Josephine De Leon, the vice president for equity and inclusion at the University of New Mexico in Albuquerque, acknowledged that chief diversity officers can play a big part in addressing campus tensions. But the role can vary between institutions and often isn't replaced when it become vacant, he said.
“To many, this signals a lack of real commitment to diversity by universities,” De Leon, an advocate of chief diversity officers, said via email. “Many of my colleagues share my own sense that our work is extremely difficult because we are attempting to create change in areas where change is difficult. It is those [students] that are having the negative experiences of feeling disenfranchised, disrespected or minimized for whom the discussions about diversity, equity, inclusion and social justice become important on our campuses.”
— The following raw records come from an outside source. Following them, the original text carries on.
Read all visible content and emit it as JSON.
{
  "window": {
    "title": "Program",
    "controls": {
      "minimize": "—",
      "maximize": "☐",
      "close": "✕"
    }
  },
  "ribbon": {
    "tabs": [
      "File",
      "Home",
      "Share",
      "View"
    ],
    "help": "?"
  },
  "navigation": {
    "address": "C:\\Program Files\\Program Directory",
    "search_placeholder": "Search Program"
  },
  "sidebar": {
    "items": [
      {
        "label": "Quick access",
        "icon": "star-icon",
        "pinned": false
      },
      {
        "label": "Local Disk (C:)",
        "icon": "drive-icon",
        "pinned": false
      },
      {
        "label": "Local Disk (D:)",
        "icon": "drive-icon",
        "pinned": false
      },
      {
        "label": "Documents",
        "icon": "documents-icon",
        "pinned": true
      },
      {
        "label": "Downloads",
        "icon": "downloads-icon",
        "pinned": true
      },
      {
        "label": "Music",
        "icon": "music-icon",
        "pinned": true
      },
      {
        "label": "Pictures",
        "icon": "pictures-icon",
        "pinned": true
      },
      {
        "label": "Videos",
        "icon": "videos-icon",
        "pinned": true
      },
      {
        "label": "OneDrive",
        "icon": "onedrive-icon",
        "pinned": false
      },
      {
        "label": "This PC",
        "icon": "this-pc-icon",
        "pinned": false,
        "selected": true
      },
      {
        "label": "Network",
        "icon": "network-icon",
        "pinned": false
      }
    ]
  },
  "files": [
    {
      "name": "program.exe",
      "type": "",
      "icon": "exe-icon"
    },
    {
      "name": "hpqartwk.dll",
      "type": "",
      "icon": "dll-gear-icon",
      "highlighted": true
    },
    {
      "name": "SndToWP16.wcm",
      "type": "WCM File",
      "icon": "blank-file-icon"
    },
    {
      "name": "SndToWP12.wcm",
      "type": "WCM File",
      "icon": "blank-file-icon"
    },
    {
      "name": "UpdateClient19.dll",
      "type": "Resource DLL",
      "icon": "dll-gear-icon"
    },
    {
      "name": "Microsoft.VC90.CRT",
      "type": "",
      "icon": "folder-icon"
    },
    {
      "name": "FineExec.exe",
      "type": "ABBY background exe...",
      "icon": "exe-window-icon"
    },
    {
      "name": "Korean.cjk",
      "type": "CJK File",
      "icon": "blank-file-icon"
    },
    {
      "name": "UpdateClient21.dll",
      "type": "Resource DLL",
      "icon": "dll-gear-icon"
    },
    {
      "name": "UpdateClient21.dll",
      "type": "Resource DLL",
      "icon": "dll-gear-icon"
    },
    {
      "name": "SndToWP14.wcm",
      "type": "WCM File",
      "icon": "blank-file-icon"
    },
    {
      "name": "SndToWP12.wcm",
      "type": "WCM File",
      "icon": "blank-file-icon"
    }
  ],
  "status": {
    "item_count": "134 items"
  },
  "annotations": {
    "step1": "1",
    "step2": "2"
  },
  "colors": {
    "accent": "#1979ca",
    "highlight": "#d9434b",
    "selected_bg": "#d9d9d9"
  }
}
Minorities have for decades reported experiencing trauma and tension from cultural misunderstandings as racial minority groups on majority white campuses. In the fall of 2013, there were roughly 20.3 million students enrolled at degree-granting postsecondary institutions, according to the National Center for Education Statistics. Roughly 56 percent of those students are white and 38 percent are considered U.S. racial or ethnic minorities, according to federal data. Foreign students are often counted in a category separate from their race.
The 1.5 million professors, instructors, lecturers, and interim faculty employed at colleges and universities in 2013 were less diverse than the students they taught, according to federal data. That year, 79 percent of faculty were white, 6 percent were black, 5 percent were Hispanic, and 10 percent were Asian or Pacific Islander. The racial makeup of university executive leadership isn’t as widely tracked.
To demand more racial diversity, activists around the country encouraged students to walk out of college classrooms and wear all-black clothing Wednesday in a national day of action around issues of institutional racism on campuses. Zellie Thomas, an African-American community activist in New Jersey who helped organize the day of action, said he got involved because of his experience as a student several years ago. At his alma mater William Paterson University in New Jersey, someone entered his dorm room and defaced his belongings with the N-word.
But when Thomas confronted his white roommate and a residential director about the vandalism, the roommate blamed a third party and the university did nothing. There was no chief diversity officer to look into his concerns and Thomas had to wait until the next semester to change dorm rooms.
“Before it was the ‘chief diversity officer,’ it was the ‘vice president of minority student affairs,’” Thomas said in a phone interview last week. University leaders have to do more than “just place more administration in there."